Hannah Mary Tabbs and the Disembodied Torso: A Tale of Race, Sex, and Violence in America

Image of Hannah Mary Tabbs and the Disembodied Torso: A Tale of Race, Sex, and Violence in America
Author(s): 
Release Date: 
February 2, 2016
Publisher/Imprint: 
Oxford University Press
Pages: 
232
Reviewed by: 

“an engrossing whodunit and a gripping read . . .”

Hannah Mary Tabbs and the Disembodied Torso is a historical whodunit based on events that took place in Philadelphia in 1887. The story begins with the discovery in a river of a headless, limbless, male torso of ambiguous ethnicity.

The historian Kali Nicole Gross considers that the possibility of the torso’s belonging to a white male made the authorities at the time take the crime more seriously.
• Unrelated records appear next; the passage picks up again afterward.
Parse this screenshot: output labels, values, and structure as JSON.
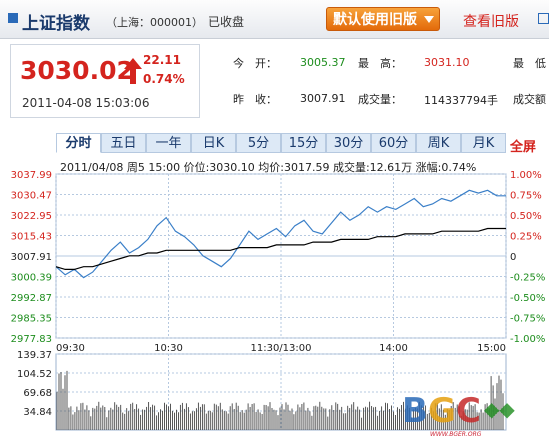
{
  "header": {
    "title": "上证指数",
    "exchange": "（上海：000001）",
    "status": "已收盘",
    "old_version_button": "默认使用旧版",
    "old_version_link": "查看旧版"
  },
  "quote": {
    "price": "3030.02",
    "change": "22.11",
    "change_pct": "0.74%",
    "timestamp": "2011-04-08 15:03:06",
    "open_label": "今　开：",
    "open": "3005.37",
    "high_label": "最　高：",
    "high": "3031.10",
    "low_label_partial": "最　低",
    "prev_close_label": "昨　收：",
    "prev_close": "3007.91",
    "volume_label": "成交量：",
    "volume": "114337794手",
    "amount_label_partial": "成交额"
  },
  "tabs": [
    "分时",
    "五日",
    "一年",
    "日K",
    "5分",
    "15分",
    "30分",
    "60分",
    "周K",
    "月K"
  ],
  "active_tab": "分时",
  "fullscreen": "全屏",
  "info_line": "2011/04/08  周5  15:00  价位:3030.10  均价:3017.59  成交量:12.61万  涨幅:0.74%",
  "colors": {
    "up": "#d4241e",
    "down": "#1d8d1d",
    "price_line": "#3a7fc8",
    "avg_line": "#000000",
    "grid": "#b6c9e0"
  },
  "chart_data": {
    "type": "line",
    "y_left_ticks": [
      "3037.99",
      "3030.47",
      "3022.95",
      "3015.43",
      "3007.91",
      "3000.39",
      "2992.87",
      "2985.35",
      "2977.83"
    ],
    "y_right_ticks": [
      "1.00%",
      "0.75%",
      "0.50%",
      "0.25%",
      "0",
      "-0.25%",
      "-0.50%",
      "-0.75%",
      "-1.00%"
    ],
    "x_ticks": [
      "09:30",
      "10:30",
      "11:30/13:00",
      "14:00",
      "15:00"
    ],
    "ylim": [
      2977.83,
      3037.99
    ],
    "series": [
      {
        "values": [
          3004,
          3001,
          3003,
          3000,
          3002,
          3006,
          3010,
          3013,
          3009,
          3011,
          3014,
          3019,
          3022,
          3017,
          3015,
          3012,
          3008,
          3006,
          3004,
          3007,
          3012,
          3017,
          3014,
          3016,
          3018,
          3015,
          3019,
          3021,
          3017,
          3016,
          3020,
          3024,
          3021,
          3023,
          3026,
          3024,
          3026,
          3025,
          3027,
          3029,
          3026,
          3027,
          3029,
          3028,
          3030,
          3032,
          3031,
          3032,
          3030,
          3030
        ]
      },
      {
        "values": [
          3004,
          3003,
          3003,
          3004,
          3004,
          3005,
          3006,
          3007,
          3008,
          3008,
          3009,
          3009,
          3010,
          3010,
          3010,
          3010,
          3010,
          3010,
          3010,
          3010,
          3011,
          3011,
          3011,
          3011,
          3012,
          3012,
          3012,
          3012,
          3013,
          3013,
          3013,
          3014,
          3014,
          3014,
          3014,
          3015,
          3015,
          3015,
          3016,
          3016,
          3016,
          3016,
          3017,
          3017,
          3017,
          3017,
          3017,
          3018,
          3018,
          3018
        ]
      }
    ],
    "volume_ticks": [
      "139.37",
      "104.52",
      "69.68",
      "34.84"
    ],
    "volume_ylim": [
      0,
      139.37
    ]
  },
  "watermark": {
    "logo": "BGC",
    "site": "WWW.BGER.ORG"
  }
}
Gross plunges into the minutiae of the chase using detectives’ notes, court and prison records, local newspapers, and other archives. The torso proves eventually to belong to Silas Wakefield Gaines, described elsewhere as “a dark mulatto” apparently killed by his female lover, Tabbs, and his friend George H. Wilson, although exact attribution of who did what and why will always remain a mystery given the web of counter-accusations and evasions that ensued—and in the absence of fingerprinting, DNA analysis, and surveillance cameras at the time.

While Gross thinks on balance that Tabbs was the killer, she received a sentence of only two years while Wilson was sentenced to 12 years in solitary confinement, eventually commuted to nine years and three months.

The historian is fascinated by Hannah Mary Tabbs as representing a type rarely glimpsed in black women’s history: that of a violent, devious, sexually aggressive “anti-heroine” who managed to manipulate the criminal justice system through her meek and decorous demeanour in court, which both the black and the white communities found convincing.

On the other hand her “colored” accomplice Wilson was the subject of “fear, anxiety, and suspicion” because of his relative “whiteness” and took the fall for a crime he had no reason to commit.

Gross shows tremendous mastery of details—even down to the decoration of detective Chief Kelly’s office. But the rapid introduction of indistinguishable, apparently minor characters threatens to overwhelm the narrative, especially in the initial stages. But then, as the author states in the beginning, she would like the reader to experience this story as she did with all its uncertainties and gaps. In this she has succeeded.

The reader not familiar with this period of American history would also benefit from more background and contextual data without which Gross’ analysis of the dynamics of gender, race, and class being played out in this case—while extremely interesting and ultimately convincing—seems imposed upon rather than emerging from the material presented.

There are tantalizing glimpses of background and contextual data that could have been further expanded and elaborated and more strategically placed. For example, with reference to the enormous attention and shock engendered by this case, even in Wilson himself, Gross writes:

“The principal actors—one a black southern migrant and one a northern mulatto light enough to pass—embodied the complicated dynamics that the country, just twenty-two years removed from slavery, still struggled to negotiate. Tabbs with her browner skin, pronounced southern drawl and deferential manner in court had the potential to set white people at ease; possibly tapping into a type of nostalgia for bygone days—with romantic notions of plantation life. Wilson on the other hand seemed poised to invoke everything that disturbed so many in the late 19th century—from his inscrutable blackness and seamless mobility between black and white spaces in the city to his unconcerned almost haughty manner.”

This is excellent stuff and more of it, and much earlier, would have helped to compensate for the paucity of data on the two main protagonists, and provided a better explanation for the reactions of others to them. Perhaps historian Gross should next consider a bio-fiction treatment of these fascinating characters and events given the understandable gaps in her data.

Nevertheless, Hannah Mary Tabbs and the Disembodied Torso is an engrossing whodunit and a gripping read with a suitably ambiguous ending that is not easy to forget.